Media and Investor Relations
GameSquare
Paolo DiPasquale, Chief Strategy Officer
Phone: (216) 464-6400
Email: IR@gamesquare.com
Andrew Berger
Phone: (216) 464-6400
Email: IR@gamesquare.com
Engine Gaming
Shannon Devine
MZ North America
Main: 203-741-8811
GAME@mzgroup.us
Forward-Looking Information
This news release contains "forward-looking information" and "forward-looking statements" (collectively, "forward-looking statements") within the meaning of the applicable Canadian securities legislation. All statements, other than statements of historical fact, are forward-looking statements and are based on expectations, estimates and projections as at the date of this news release. Any statement that involves discussions with respect to predictions, expectations, beliefs, plans, projections, objectives, assumptions, future events or performance (often but not always using phrases such as "expects", or "does not expect", "is expected", "anticipates" or "does not anticipate", "plans", "budget", "scheduled", "forecasts", "estimates", "believes" or "intends" or variations of such words and phrases or stating that certain actions, events or results "may" or "could", "would", "might" or "will" be taken to occur or be achieved) are not statements of historical fact and may be forward-looking statements. In this news release, forward-looking statements relate, among other things, to: the closing of the Arrangement with Engine Gaming.
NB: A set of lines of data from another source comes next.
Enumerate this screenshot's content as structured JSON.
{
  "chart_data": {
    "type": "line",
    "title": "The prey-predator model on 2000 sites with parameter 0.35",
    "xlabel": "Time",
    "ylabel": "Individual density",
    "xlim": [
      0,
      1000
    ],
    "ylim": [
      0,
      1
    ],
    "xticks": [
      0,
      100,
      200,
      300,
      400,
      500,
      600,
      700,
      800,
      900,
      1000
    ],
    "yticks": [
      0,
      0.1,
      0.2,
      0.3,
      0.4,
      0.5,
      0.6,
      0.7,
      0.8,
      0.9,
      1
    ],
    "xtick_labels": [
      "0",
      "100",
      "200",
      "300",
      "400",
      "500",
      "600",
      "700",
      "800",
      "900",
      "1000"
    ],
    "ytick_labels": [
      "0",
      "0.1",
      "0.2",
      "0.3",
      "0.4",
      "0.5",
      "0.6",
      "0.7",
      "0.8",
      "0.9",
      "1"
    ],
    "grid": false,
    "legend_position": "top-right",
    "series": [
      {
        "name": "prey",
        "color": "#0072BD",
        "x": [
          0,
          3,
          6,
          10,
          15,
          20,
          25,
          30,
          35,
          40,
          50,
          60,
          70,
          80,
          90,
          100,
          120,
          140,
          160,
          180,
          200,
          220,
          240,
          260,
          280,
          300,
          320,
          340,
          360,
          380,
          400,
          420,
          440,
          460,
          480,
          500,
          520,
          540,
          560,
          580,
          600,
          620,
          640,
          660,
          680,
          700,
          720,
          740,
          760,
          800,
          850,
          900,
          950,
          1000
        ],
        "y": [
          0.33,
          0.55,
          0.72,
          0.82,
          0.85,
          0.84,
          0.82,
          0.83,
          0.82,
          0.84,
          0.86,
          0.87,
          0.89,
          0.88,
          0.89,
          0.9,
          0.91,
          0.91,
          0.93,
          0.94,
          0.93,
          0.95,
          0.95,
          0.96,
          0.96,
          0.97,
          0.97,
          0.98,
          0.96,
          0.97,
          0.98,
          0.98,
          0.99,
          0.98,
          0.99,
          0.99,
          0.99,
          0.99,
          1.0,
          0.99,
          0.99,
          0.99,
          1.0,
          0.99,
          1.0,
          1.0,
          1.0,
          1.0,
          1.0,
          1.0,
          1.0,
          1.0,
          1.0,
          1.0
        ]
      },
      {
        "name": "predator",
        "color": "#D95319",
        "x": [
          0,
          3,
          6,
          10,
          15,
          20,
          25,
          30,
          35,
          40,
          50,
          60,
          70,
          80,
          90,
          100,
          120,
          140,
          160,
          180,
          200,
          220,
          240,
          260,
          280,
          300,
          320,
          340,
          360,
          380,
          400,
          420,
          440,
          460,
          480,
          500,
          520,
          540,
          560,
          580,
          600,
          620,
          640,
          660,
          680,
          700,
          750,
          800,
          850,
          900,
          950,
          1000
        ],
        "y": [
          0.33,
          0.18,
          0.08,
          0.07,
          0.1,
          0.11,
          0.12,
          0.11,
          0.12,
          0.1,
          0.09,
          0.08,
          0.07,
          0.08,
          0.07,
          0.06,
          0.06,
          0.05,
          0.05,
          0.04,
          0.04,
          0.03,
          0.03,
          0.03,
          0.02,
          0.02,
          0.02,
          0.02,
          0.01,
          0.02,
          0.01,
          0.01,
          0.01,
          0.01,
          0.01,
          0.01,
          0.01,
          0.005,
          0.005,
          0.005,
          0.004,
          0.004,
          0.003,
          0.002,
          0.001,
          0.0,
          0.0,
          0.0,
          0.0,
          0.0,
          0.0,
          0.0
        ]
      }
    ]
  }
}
These forward-looking statements are provided only to provide information currently available to GameSquare and Engine Gaming and are not intended to serve as and must not be relied on by any investor as, a guarantee, assurance or definitive statement of fact or probability. There can be no assurance that forward-looking statements will prove to be accurate, as actual results and future events could differ materially from those anticipated in such statements. Accordingly, readers should not place undue reliance on the forward-looking statements and information contained in this news release. GameSquare and Engine Gaming assume no obligation to update the forward-looking statements of beliefs, opinions, projections, or other factors, should they change, except as required by law.
Neither the Canadian Securities Exchange ("CSE") nor the TSXV Venture Exchange ("TSXV") or their respective Market Regulators (as that term is defined in the policies of the CSE and TSXV) accepts responsibility for the adequacy or accuracy of this release.